There's no denying that recessions are bad things, but I'm willing to bet that the "R" word that really strikes fear into the heart of the ADHD/ODD parent (or any other parent whose child has a mental illness, for that matter) is a different one.
Forget the recession...let's talk regression. Regression starts slowly, with a few long-forgotten behaviours.
"Wow!" you say to yourself or to your partner, "We haven't had to deal with that in a long time. Remember when that was an everyday occurrence?" And you smugly pat yourself on the back for having gotten your child past that stage without having smothered the little darling in the middle of the night.
And then another behaviour rears its ugly head. Or perhaps you see that first behaviour more often, and you begin to wonder what's going on.

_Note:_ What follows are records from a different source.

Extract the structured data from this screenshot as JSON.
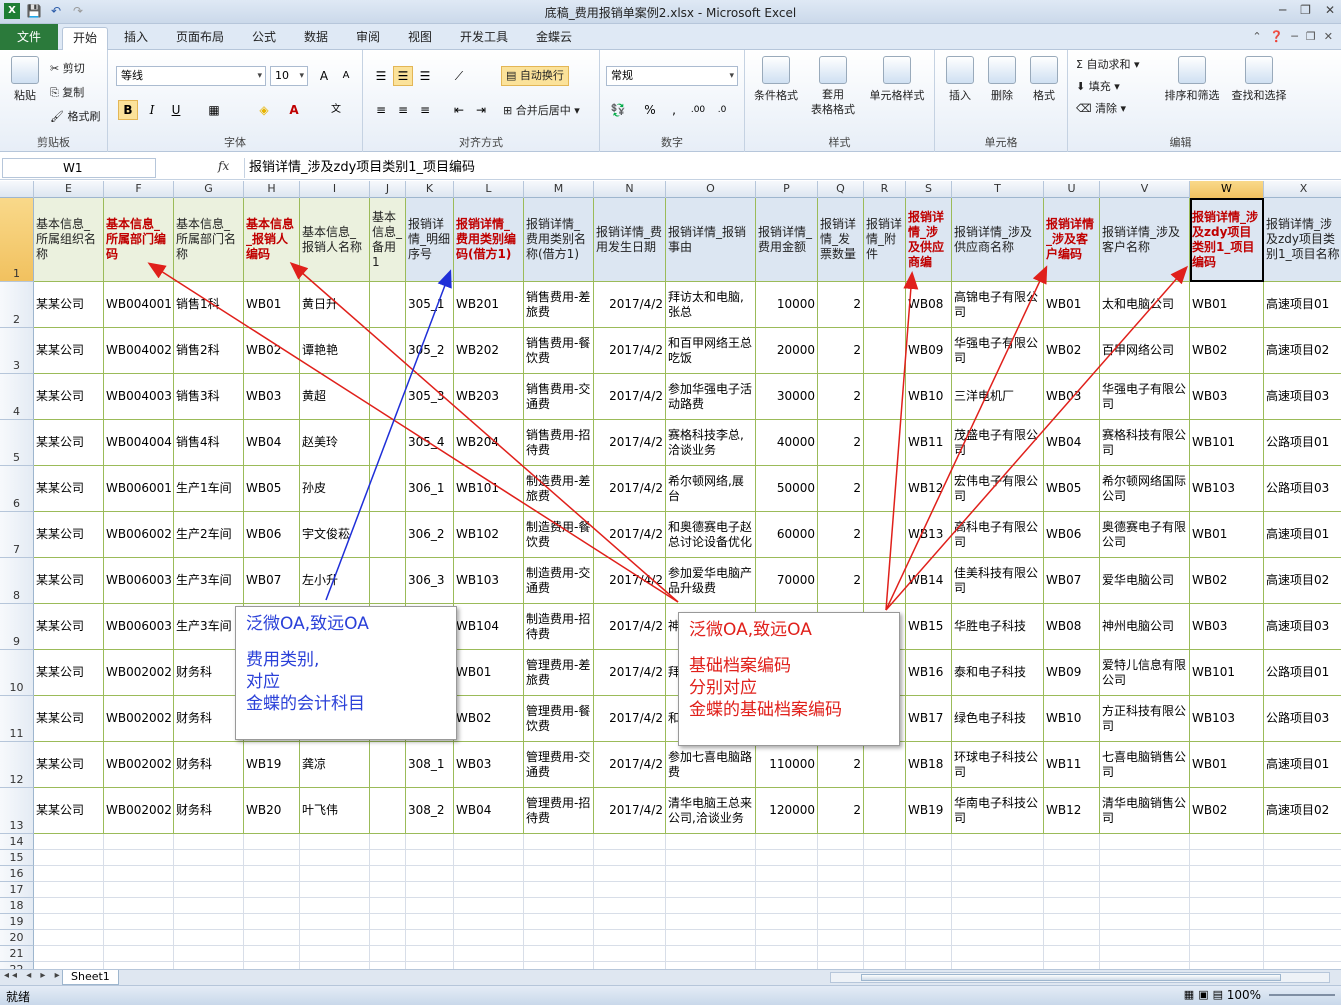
{
  "window": {
    "title": "底稿_费用报销单案例2.xlsx  -  Microsoft Excel"
  },
  "qat": {
    "save": "💾",
    "undo": "↶",
    "redo": "↷"
  },
  "tabs": [
    "文件",
    "开始",
    "插入",
    "页面布局",
    "公式",
    "数据",
    "审阅",
    "视图",
    "开发工具",
    "金蝶云"
  ],
  "ribbon": {
    "clipboard": {
      "label": "剪贴板",
      "paste": "粘贴",
      "cut": "剪切",
      "copy": "复制",
      "format_painter": "格式刷"
    },
    "font": {
      "label": "字体",
      "name": "等线",
      "size": "10",
      "bold": "B",
      "italic": "I",
      "underline": "U"
    },
    "align": {
      "label": "对齐方式",
      "wrap": "自动换行",
      "merge": "合并后居中"
    },
    "number": {
      "label": "数字",
      "format": "常规"
    },
    "styles": {
      "label": "样式",
      "cond": "条件格式",
      "table": "套用\n表格格式",
      "cell": "单元格样式"
    },
    "cells": {
      "label": "单元格",
      "insert": "插入",
      "delete": "删除",
      "format": "格式"
    },
    "editing": {
      "label": "编辑",
      "autosum": "自动求和",
      "fill": "填充",
      "clear": "清除",
      "sort": "排序和筛选",
      "find": "查找和选择"
    }
  },
  "formula_bar": {
    "name_box": "W1",
    "fx": "fx",
    "formula": "报销详情_涉及zdy项目类别1_项目编码"
  },
  "columns": [
    "E",
    "F",
    "G",
    "H",
    "I",
    "J",
    "K",
    "L",
    "M",
    "N",
    "O",
    "P",
    "Q",
    "R",
    "S",
    "T",
    "U",
    "V",
    "W",
    "X"
  ],
  "header_row": [
    "基本信息_所属组织名称",
    "基本信息_所属部门编码",
    "基本信息_所属部门名称",
    "基本信息_报销人编码",
    "基本信息_报销人名称",
    "基本信息_备用1",
    "报销详情_明细序号",
    "报销详情_费用类别编码(借方1)",
    "报销详情_费用类别名称(借方1)",
    "报销详情_费用发生日期",
    "报销详情_报销事由",
    "报销详情_费用金额",
    "报销详情_发票数量",
    "报销详情_附件",
    "报销详情_涉及供应商编",
    "报销详情_涉及供应商名称",
    "报销详情_涉及客户编码",
    "报销详情_涉及客户名称",
    "报销详情_涉及zdy项目类别1_项目编码",
    "报销详情_涉及zdy项目类别1_项目名称"
  ],
  "rows": [
    [
      "某某公司",
      "WB004001",
      "销售1科",
      "WB01",
      "黄日升",
      "",
      "305_1",
      "WB201",
      "销售费用-差旅费",
      "2017/4/2",
      "拜访太和电脑,张总",
      "10000",
      "2",
      "",
      "WB08",
      "高锦电子有限公司",
      "WB01",
      "太和电脑公司",
      "WB01",
      "高速项目01"
    ],
    [
      "某某公司",
      "WB004002",
      "销售2科",
      "WB02",
      "谭艳艳",
      "",
      "305_2",
      "WB202",
      "销售费用-餐饮费",
      "2017/4/2",
      "和百甲网络王总吃饭",
      "20000",
      "2",
      "",
      "WB09",
      "华强电子有限公司",
      "WB02",
      "百甲网络公司",
      "WB02",
      "高速项目02"
    ],
    [
      "某某公司",
      "WB004003",
      "销售3科",
      "WB03",
      "黄超",
      "",
      "305_3",
      "WB203",
      "销售费用-交通费",
      "2017/4/2",
      "参加华强电子活动路费",
      "30000",
      "2",
      "",
      "WB10",
      "三洋电机厂",
      "WB03",
      "华强电子有限公司",
      "WB03",
      "高速项目03"
    ],
    [
      "某某公司",
      "WB004004",
      "销售4科",
      "WB04",
      "赵美玲",
      "",
      "305_4",
      "WB204",
      "销售费用-招待费",
      "2017/4/2",
      "赛格科技李总,洽谈业务",
      "40000",
      "2",
      "",
      "WB11",
      "茂盛电子有限公司",
      "WB04",
      "赛格科技有限公司",
      "WB101",
      "公路项目01"
    ],
    [
      "某某公司",
      "WB006001",
      "生产1车间",
      "WB05",
      "孙皮",
      "",
      "306_1",
      "WB101",
      "制造费用-差旅费",
      "2017/4/2",
      "希尔顿网络,展台",
      "50000",
      "2",
      "",
      "WB12",
      "宏伟电子有限公司",
      "WB05",
      "希尔顿网络国际公司",
      "WB103",
      "公路项目03"
    ],
    [
      "某某公司",
      "WB006002",
      "生产2车间",
      "WB06",
      "宇文俊菘",
      "",
      "306_2",
      "WB102",
      "制造费用-餐饮费",
      "2017/4/2",
      "和奥德赛电子赵总讨论设备优化",
      "60000",
      "2",
      "",
      "WB13",
      "高科电子有限公司",
      "WB06",
      "奥德赛电子有限公司",
      "WB01",
      "高速项目01"
    ],
    [
      "某某公司",
      "WB006003",
      "生产3车间",
      "WB07",
      "左小升",
      "",
      "306_3",
      "WB103",
      "制造费用-交通费",
      "2017/4/2",
      "参加爱华电脑产品升级费",
      "70000",
      "2",
      "",
      "WB14",
      "佳美科技有限公司",
      "WB07",
      "爱华电脑公司",
      "WB02",
      "高速项目02"
    ],
    [
      "某某公司",
      "WB006003",
      "生产3车间",
      "",
      "",
      "",
      "",
      "WB104",
      "制造费用-招待费",
      "2017/4/2",
      "神州电脑周总来",
      "",
      "",
      "",
      "WB15",
      "华胜电子科技",
      "WB08",
      "神州电脑公司",
      "WB03",
      "高速项目03"
    ],
    [
      "某某公司",
      "WB002002",
      "财务科",
      "",
      "",
      "",
      "",
      "WB01",
      "管理费用-差旅费",
      "2017/4/2",
      "拜",
      "",
      "",
      "",
      "WB16",
      "泰和电子科技",
      "WB09",
      "爱特儿信息有限公司",
      "WB101",
      "公路项目01"
    ],
    [
      "某某公司",
      "WB002002",
      "财务科",
      "",
      "",
      "",
      "",
      "WB02",
      "管理费用-餐饮费",
      "2017/4/2",
      "和",
      "",
      "",
      "",
      "WB17",
      "绿色电子科技",
      "WB10",
      "方正科技有限公司",
      "WB103",
      "公路项目03"
    ],
    [
      "某某公司",
      "WB002002",
      "财务科",
      "WB19",
      "龚凉",
      "",
      "308_1",
      "WB03",
      "管理费用-交通费",
      "2017/4/2",
      "参加七喜电脑路费",
      "110000",
      "2",
      "",
      "WB18",
      "环球电子科技公司",
      "WB11",
      "七喜电脑销售公司",
      "WB01",
      "高速项目01"
    ],
    [
      "某某公司",
      "WB002002",
      "财务科",
      "WB20",
      "叶飞伟",
      "",
      "308_2",
      "WB04",
      "管理费用-招待费",
      "2017/4/2",
      "清华电脑王总来公司,洽谈业务",
      "120000",
      "2",
      "",
      "WB19",
      "华南电子科技公司",
      "WB12",
      "清华电脑销售公司",
      "WB02",
      "高速项目02"
    ]
  ],
  "empty_rows": [
    "14",
    "15",
    "16",
    "17",
    "18",
    "19",
    "20",
    "21",
    "22"
  ],
  "callouts": {
    "left": {
      "title": "泛微OA,致远OA",
      "lines": [
        "费用类别,",
        "对应",
        "金蝶的会计科目"
      ]
    },
    "right": {
      "title": "泛微OA,致远OA",
      "lines": [
        "基础档案编码",
        "分别对应",
        "金蝶的基础档案编码"
      ]
    }
  },
  "sheet": {
    "tab": "Sheet1"
  },
  "status": {
    "ready": "就绪",
    "zoom": "100%"
  },
  "colors": {
    "red_header": "#c00000",
    "arrow_red": "#e0201b",
    "arrow_blue": "#1f2fd8",
    "grid_line": "#9bbb59"
  }
}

But the behaviour is sporadic, so you kind of forget about it in between episodes. Except you don't really forget about it, because you can't. Because you're the parent of a child with a mental illness, so the question about what's going on is always in the back of your mind. Because you analyze everything your child does...always...in an attempt to figure out which therapies are working and which ones aren't. And what helps and what doesn't. And what sets your child off and what doesn't. And what they can cope with today and what they can't. The watching, the waiting, the thinking...it never ends.
And then one day you realize that life has gone back to "normal." Except it's your old normal, the one you thought you had left behind. And you realize you've been tiptoeing around your child for weeks, not knowing what's going to set off the explosion. And it feels as if everything you've done, worked on, researched, endured has been for nothing. That you're back at square one, with no idea where to go from here.

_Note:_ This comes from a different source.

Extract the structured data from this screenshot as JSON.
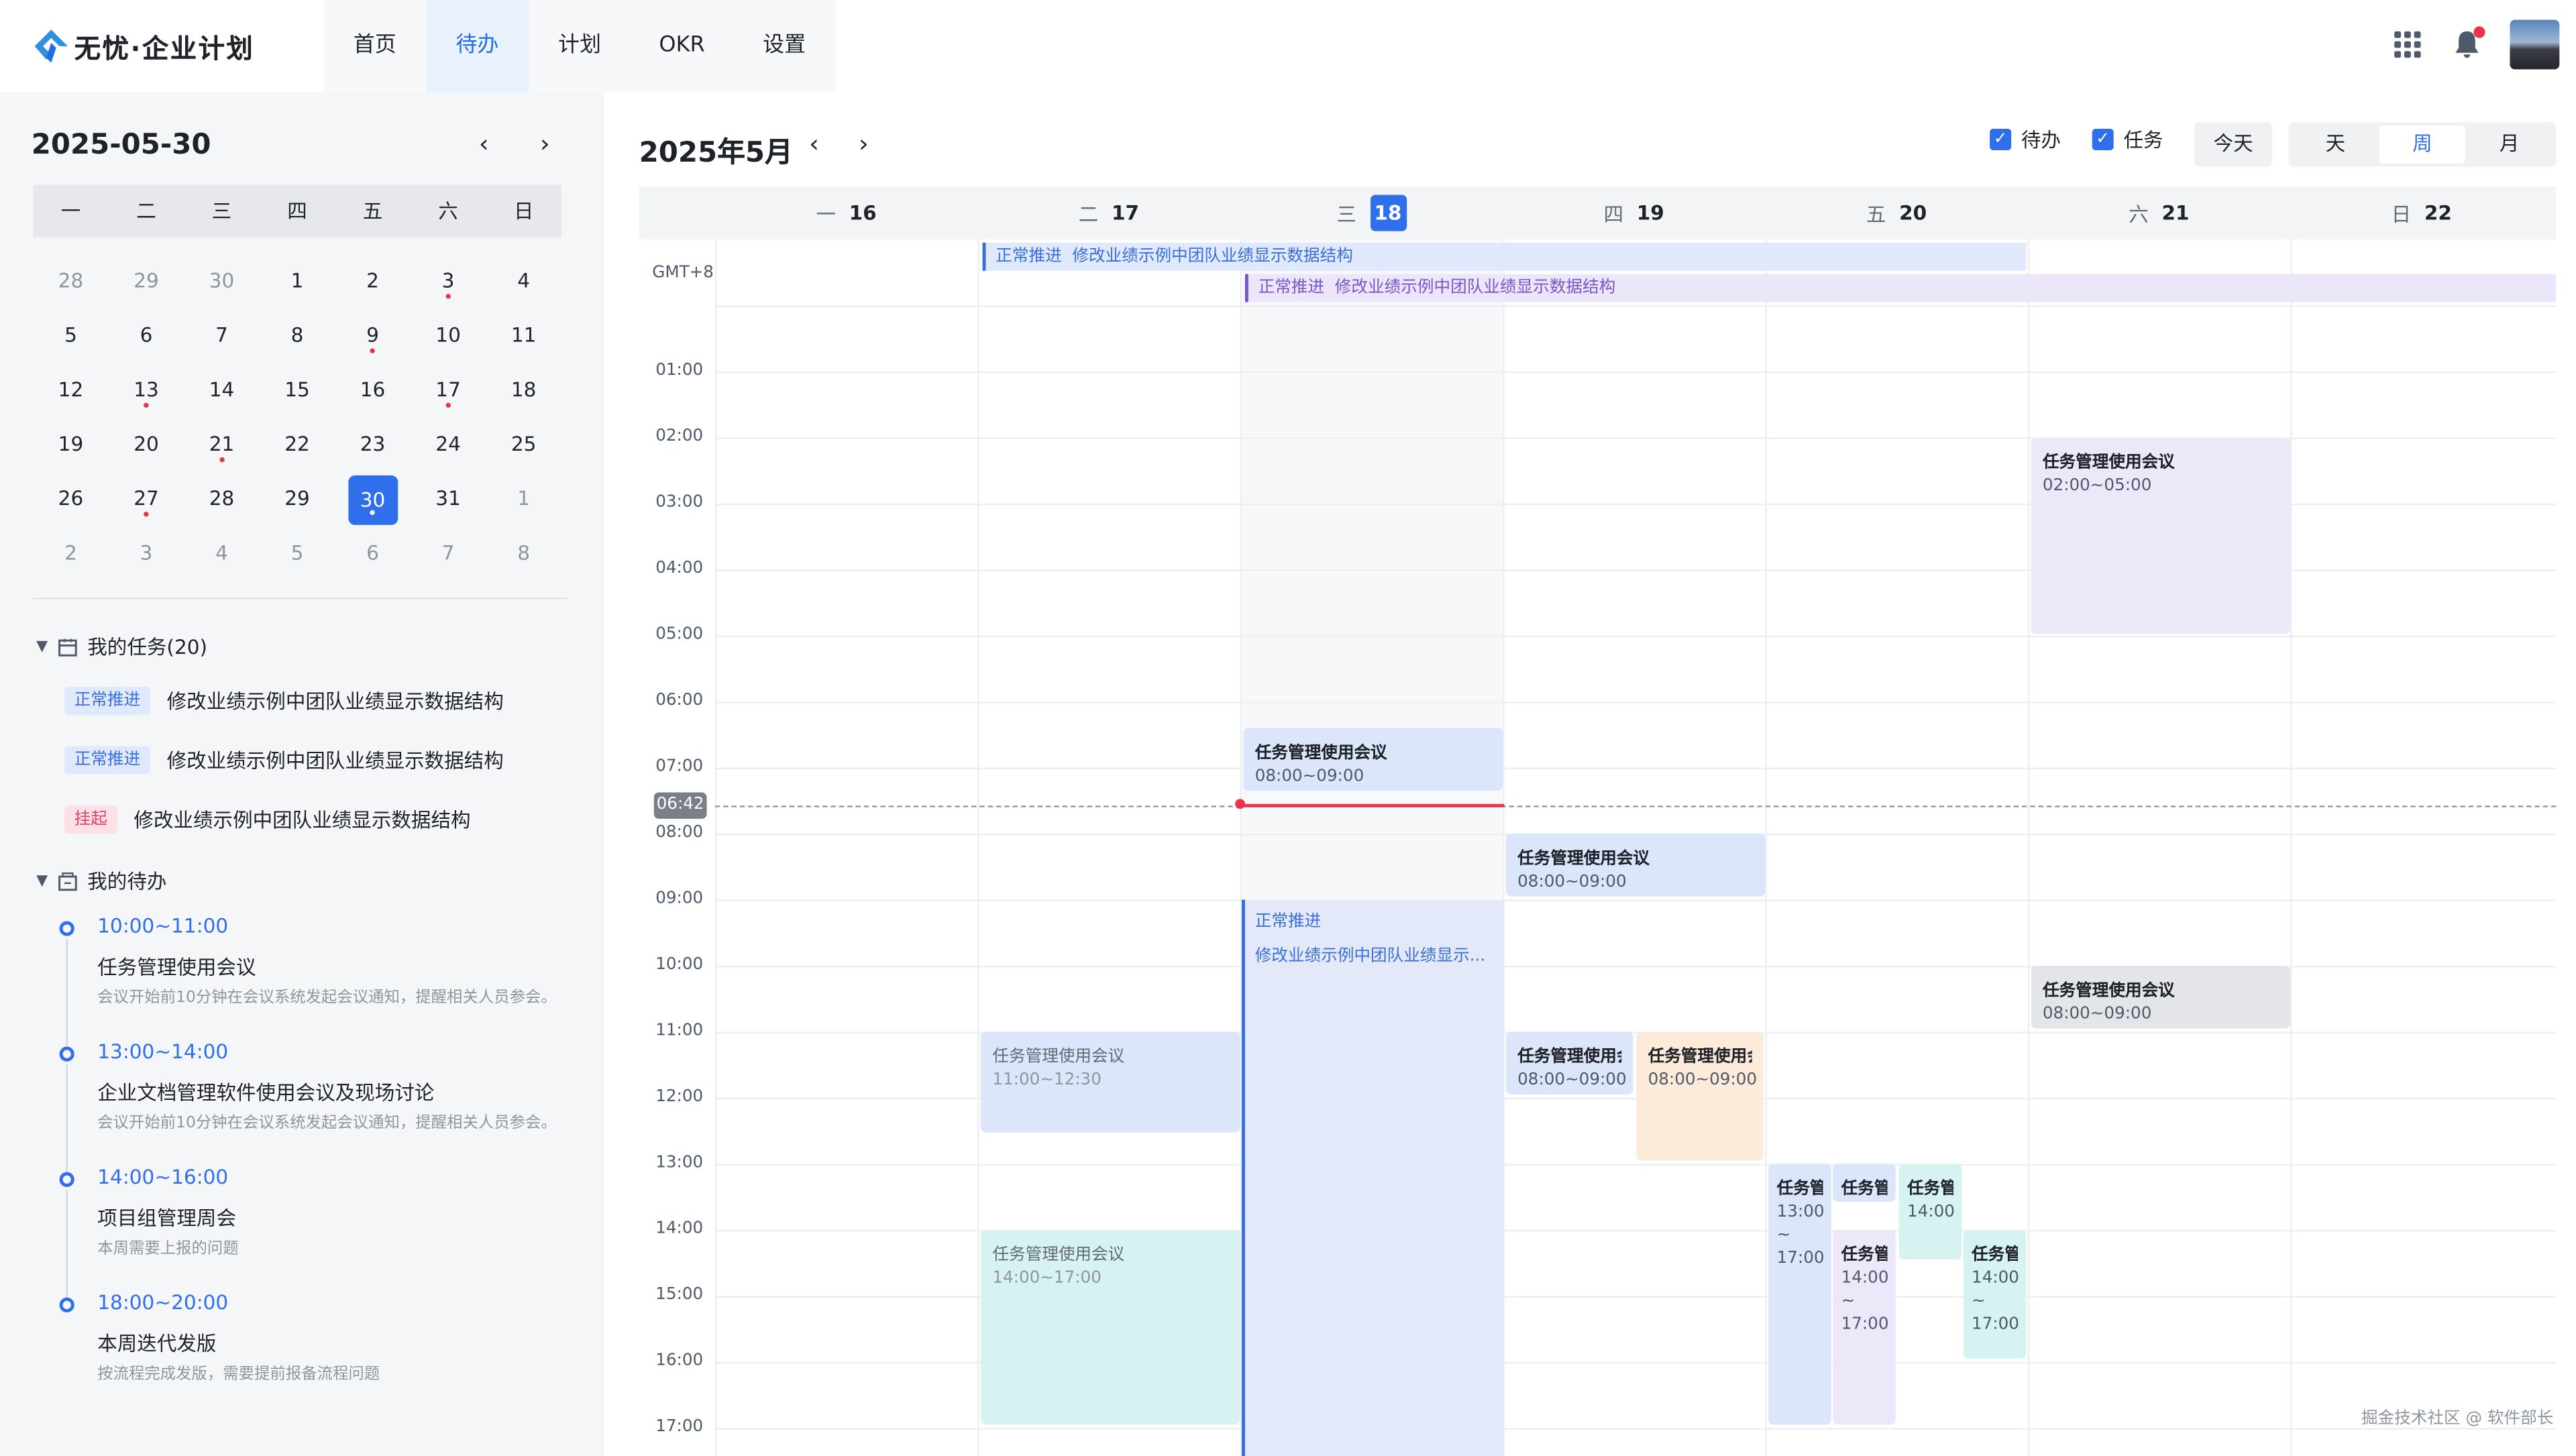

This knowledge hits you when you're already exhausted from weeks of fighting and aggression, so it hits you like a punch in the stomach. And all you want to do is curl up in bed and cry, because you feel like you just don't have the energy to start all over again. I can tell you from personal experience that there are few things more disheartening than feeling like all the progress you've made over the months or years has suddenly gone out the window.
I'm going back to bed now, where I may or may not cry. (There's a good chance I will.) But once my pity party is over, I'll get back up and start all over again. Because that's what I do. I'm the parent of a child with a mental illness. That's what we do.